Sheep go still when turned on their backs, but even before Liz gets them into position for shearing, they are calm around her. Unless they’re trained (and our sheep aren’t) it’s not easy to get a sheep to go where you want it to. But as you can see in the video below, Liz gently leads Griselle to the board and seemingly effortlessly turns her on her back for shearing.
Liz makes it look easy, but it isn’t. I’ve seen many shearers struggle to catch the sheep and turn them on their backs.
Liz learned how to shear sheep when she was 8 years old from our shearer, Jim McCrea. Now she’s taken over his business. And soon she’ll be shearing and farming full time. She has plans to expand her wool business online and also grow lavender and other crops to sell.
Jon and I plan on visiting Liz at her farm when we bring the wool to the mill in Vermont.
Liz, our shearer showed up at 8:30 this morning with her mom Barb. In the back of her truck were our two new sheep. Liz told us their story.
Towards the end of their mother’s pregnancy, she laid down and wouldn’t get up again. Liz called her vet who told her she had two choices. She could shoot the ewe or do a cesarean. Liz said she couldn’t shoot a pregnant sheep so she watched as the Vet pulled one boy lamb after another out of the small incision. There were triplets. Liz, her mother and aunt bottle fed all three. One of them died and the three women became attached to the sheep.

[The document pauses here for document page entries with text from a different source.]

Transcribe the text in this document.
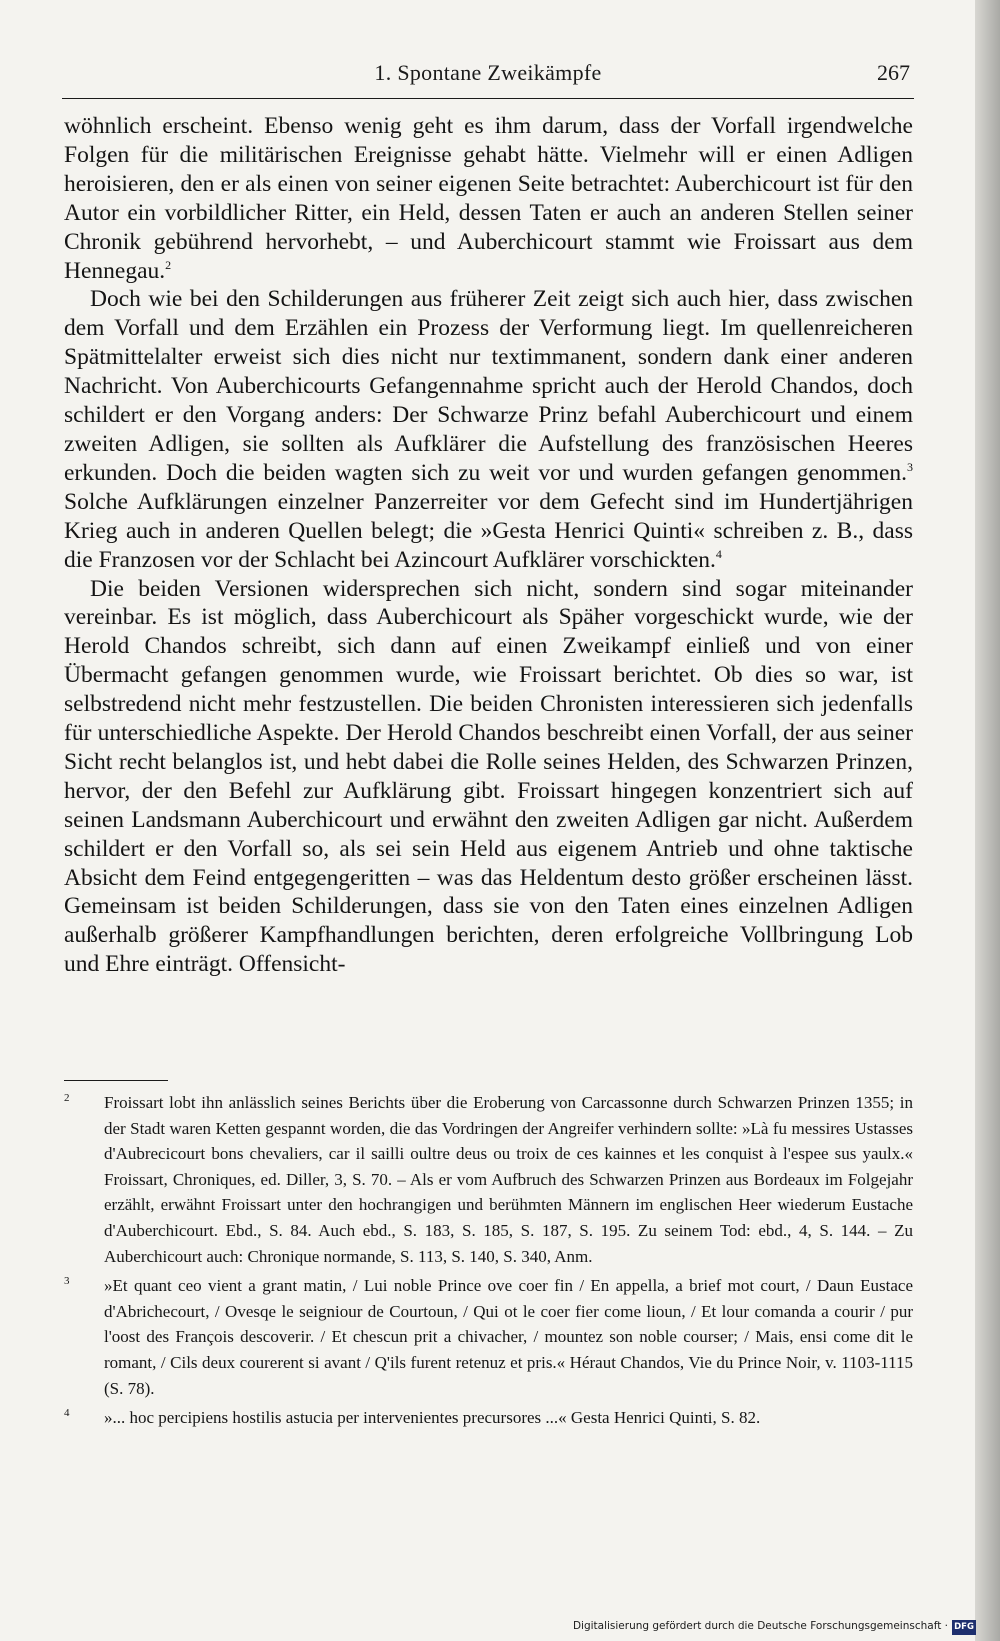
1. Spontane Zweikämpfe	267

wöhnlich erscheint. Ebenso wenig geht es ihm darum, dass der Vorfall irgendwelche Folgen für die militärischen Ereignisse gehabt hätte. Vielmehr will er einen Adligen heroisieren, den er als einen von seiner eigenen Seite betrachtet: Auberchicourt ist für den Autor ein vorbildlicher Ritter, ein Held, dessen Taten er auch an anderen Stellen seiner Chronik gebührend hervorhebt, – und Auberchicourt stammt wie Froissart aus dem Hennegau.$^2$

Doch wie bei den Schilderungen aus früherer Zeit zeigt sich auch hier, dass zwischen dem Vorfall und dem Erzählen ein Prozess der Verformung liegt. Im quellenreicheren Spätmittelalter erweist sich dies nicht nur textimmanent, sondern dank einer anderen Nachricht. Von Auberchicourts Gefangennahme spricht auch der Herold Chandos, doch schildert er den Vorgang anders: Der Schwarze Prinz befahl Auberchicourt und einem zweiten Adligen, sie sollten als Aufklärer die Aufstellung des französischen Heeres erkunden. Doch die beiden wagten sich zu weit vor und wurden gefangen genommen.$^3$ Solche Aufklärungen einzelner Panzerreiter vor dem Gefecht sind im Hundertjährigen Krieg auch in anderen Quellen belegt; die »Gesta Henrici Quinti« schreiben z. B., dass die Franzosen vor der Schlacht bei Azincourt Aufklärer vorschickten.$^4$

Die beiden Versionen widersprechen sich nicht, sondern sind sogar miteinander vereinbar. Es ist möglich, dass Auberchicourt als Späher vorgeschickt wurde, wie der Herold Chandos schreibt, sich dann auf einen Zweikampf einließ und von einer Übermacht gefangen genommen wurde, wie Froissart berichtet. Ob dies so war, ist selbstredend nicht mehr festzustellen. Die beiden Chronisten interessieren sich jedenfalls für unterschiedliche Aspekte. Der Herold Chandos beschreibt einen Vorfall, der aus seiner Sicht recht belanglos ist, und hebt dabei die Rolle seines Helden, des Schwarzen Prinzen, hervor, der den Befehl zur Aufklärung gibt. Froissart hingegen konzentriert sich auf seinen Landsmann Auberchicourt und erwähnt den zweiten Adligen gar nicht. Außerdem schildert er den Vorfall so, als sei sein Held aus eigenem Antrieb und ohne taktische Absicht dem Feind entgegengeritten – was das Heldentum desto größer erscheinen lässt. Gemeinsam ist beiden Schilderungen, dass sie von den Taten eines einzelnen Adligen außerhalb größerer Kampfhandlungen berichten, deren erfolgreiche Vollbringung Lob und Ehre einträgt. Offensicht-

2 Froissart lobt ihn anlässlich seines Berichts über die Eroberung von Carcassonne durch Schwarzen Prinzen 1355; in der Stadt waren Ketten gespannt worden, die das Vordringen der Angreifer verhindern sollte: »Là fu messires Ustasses d'Aubrecicourt bons chevaliers, car il sailli oultre deus ou troix de ces kainnes et les conquist à l'espee sus yaulx.« Froissart, Chroniques, ed. Diller, 3, S. 70. – Als er vom Aufbruch des Schwarzen Prinzen aus Bordeaux im Folgejahr erzählt, erwähnt Froissart unter den hochrangigen und berühmten Männern im englischen Heer wiederum Eustache d'Auberchicourt. Ebd., S. 84. Auch ebd., S. 183, S. 185, S. 187, S. 195. Zu seinem Tod: ebd., 4, S. 144. – Zu Auberchicourt auch: Chronique normande, S. 113, S. 140, S. 340, Anm.
3 »Et quant ceo vient a grant matin, / Lui noble Prince ove coer fin / En appella, a brief mot court, / Daun Eustace d'Abrichecourt, / Ovesqe le seigniour de Courtoun, / Qui ot le coer fier come lioun, / Et lour comanda a courir / pur l'oost des François descoverir. / Et chescun prit a chivacher, / mountez son noble courser; / Mais, ensi come dit le romant, / Cils deux courerent si avant / Q'ils furent retenuz et pris.« Héraut Chandos, Vie du Prince Noir, v. 1103-1115 (S. 78).
4 »... hoc percipiens hostilis astucia per intervenientes precursores ...« Gesta Henrici Quinti, S. 82.
Digitalisierung gefördert durch die Deutsche Forschungsgemeinschaft · DFG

But this year, because of some unexpected pregnancies, Liz found herself with 36 sheep. Usually, she sends her male lambs to slaughter, but she couldn’t bring herself to send the twins away. That’s when she thought to asked me if I wanted them.
Because they were bottle-fed, the twins are very friendly toward people. They came right up to me once the jumped out of the truck.
My sheep were all in the pole barn waiting to be shorn and the twins went right to the gate, seeming to want to be around the other sheep. Halfway through the shearing, they started to wander around and at one point they noticed the donkeys.
They did some sniffing, and followed each other around a bit then seemed to lose interest in each other.
We’re naming the sheep Asher and Issachar after the twin refugee boy from Afganastan that Jon and I got to know over the summer, who go to Bishop Maginn School. Like the boys, the sheep are gentle and kind.